Also in my garage: special delivery Maestro

| 19 Feb 2020
Classic & Sports Car – Also in my garage: special delivery Maestro

The Austin Maestro van is not, truth be told, the most distinguished of Royal Mail artefacts. Current owner Steve Knight knows that.

The British postal service ordered a fleet of 70 in 1984 but found them dismally inadequate: the noisy 2-litre Perkins diesel engine couldn’t haul them up some steeper gradients.

The Ford Escort Mk3 van, though, had no such failings, and rapidly became the Royal Mail’s default choice.

Classic & Sports Car – Also in my garage: special delivery Maestro

Knight wasn’t really looking for a Maestro. His true passion is postboxes, and, owning nearly 150 of them, he has one of the most historically important and diverse collections in the country.

Where most people have statues in their gardens, Knight has lovingly renovated postboxes, and his garage is crammed with more.

There, the international set stands alongside other rare examples of Post Office paraphernalia, such as stamp-dispensing machines.

“I was offered the Maestro van for free,” he explains. “After I made some enquiries with people who know their Post Office vehicles, they all said ‘yeah, great – get it’. I liked it as something to display next to my two Post Office bicycles.”

It had served for just 18 months on morning deliveries before being withdrawn from service, ending up at the Wolverhampton depot of the Post Office National Collection.

After being tendered for sale, it went for £400 and was then regularly driven – and even rallied – before Knight acquired it. Little wonder it needed a full restoration.

The van was then stolen and used in a ram-raid burglary as the unlikely getaway vehicle to make off with a cashpoint machine ripped from a wall. Fortunately – and remarkably – little damage was done to the Maestro.

Classic & Sports Car – Also in my garage: special delivery Maestro

Twice a year Knight opens his postbox collection at his Colne Valley home in Essex for the delight of curious locals and “hardcore diehards”, he says.

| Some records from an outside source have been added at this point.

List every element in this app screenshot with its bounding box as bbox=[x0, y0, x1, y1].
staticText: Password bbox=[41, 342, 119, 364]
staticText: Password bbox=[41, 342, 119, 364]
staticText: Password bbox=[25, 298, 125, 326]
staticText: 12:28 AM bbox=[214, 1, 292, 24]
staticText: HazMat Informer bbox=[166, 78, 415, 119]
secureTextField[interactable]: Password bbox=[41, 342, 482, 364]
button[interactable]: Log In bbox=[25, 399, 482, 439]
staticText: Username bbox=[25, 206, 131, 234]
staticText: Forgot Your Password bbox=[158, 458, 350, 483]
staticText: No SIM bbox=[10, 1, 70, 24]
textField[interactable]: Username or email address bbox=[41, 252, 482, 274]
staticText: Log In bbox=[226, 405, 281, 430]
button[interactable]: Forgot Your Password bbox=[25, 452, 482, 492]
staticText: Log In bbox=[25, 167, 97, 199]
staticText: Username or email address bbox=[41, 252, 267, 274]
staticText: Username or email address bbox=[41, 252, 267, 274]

All are fascinated by these freestanding totems of postal efficiency, first introduced in Britain in 1852. The most recent showing was on Sunday 22 September (see www.cvphm.org.uk for 2020 events).

“I bought my first postbox 20 years ago,” Knight says. “I have one of the really big oval ones from outside a main Post Office, with the double aperture, and visitors are usually drawn to the ones they remember best. The Victorian Penfold hexagonal one is easy to love because it’s so beautiful. And people like the Edward VIII-era one after seeing The King’s Speech. But I have plenty you just can’t see elsewhere.”

All working postboxes are owned by Royal Mail Letters and you need a letter (naturally) from them allowing you to own redundant ones. Ownership rules are then strict; you can’t, for example, display one in a public place if it has an open slot and is painted red. 

Meanwhile, transporting these cast-iron classics is not for the feeble. A typical postbox weighs more than a third of a tonne, and is anchored 3ft into the ground, so plenty of lifting gear and volunteer manpower is needed.

Knight is the commercial director of a scientific instruments company, but you might sometimes catch him apparently chasing the last collection around rural Essex at the wheel of his Maestro.

It’s flat around there, so it goes well: “I love driving round in it because, believe it or not, it’s a real head-turner!”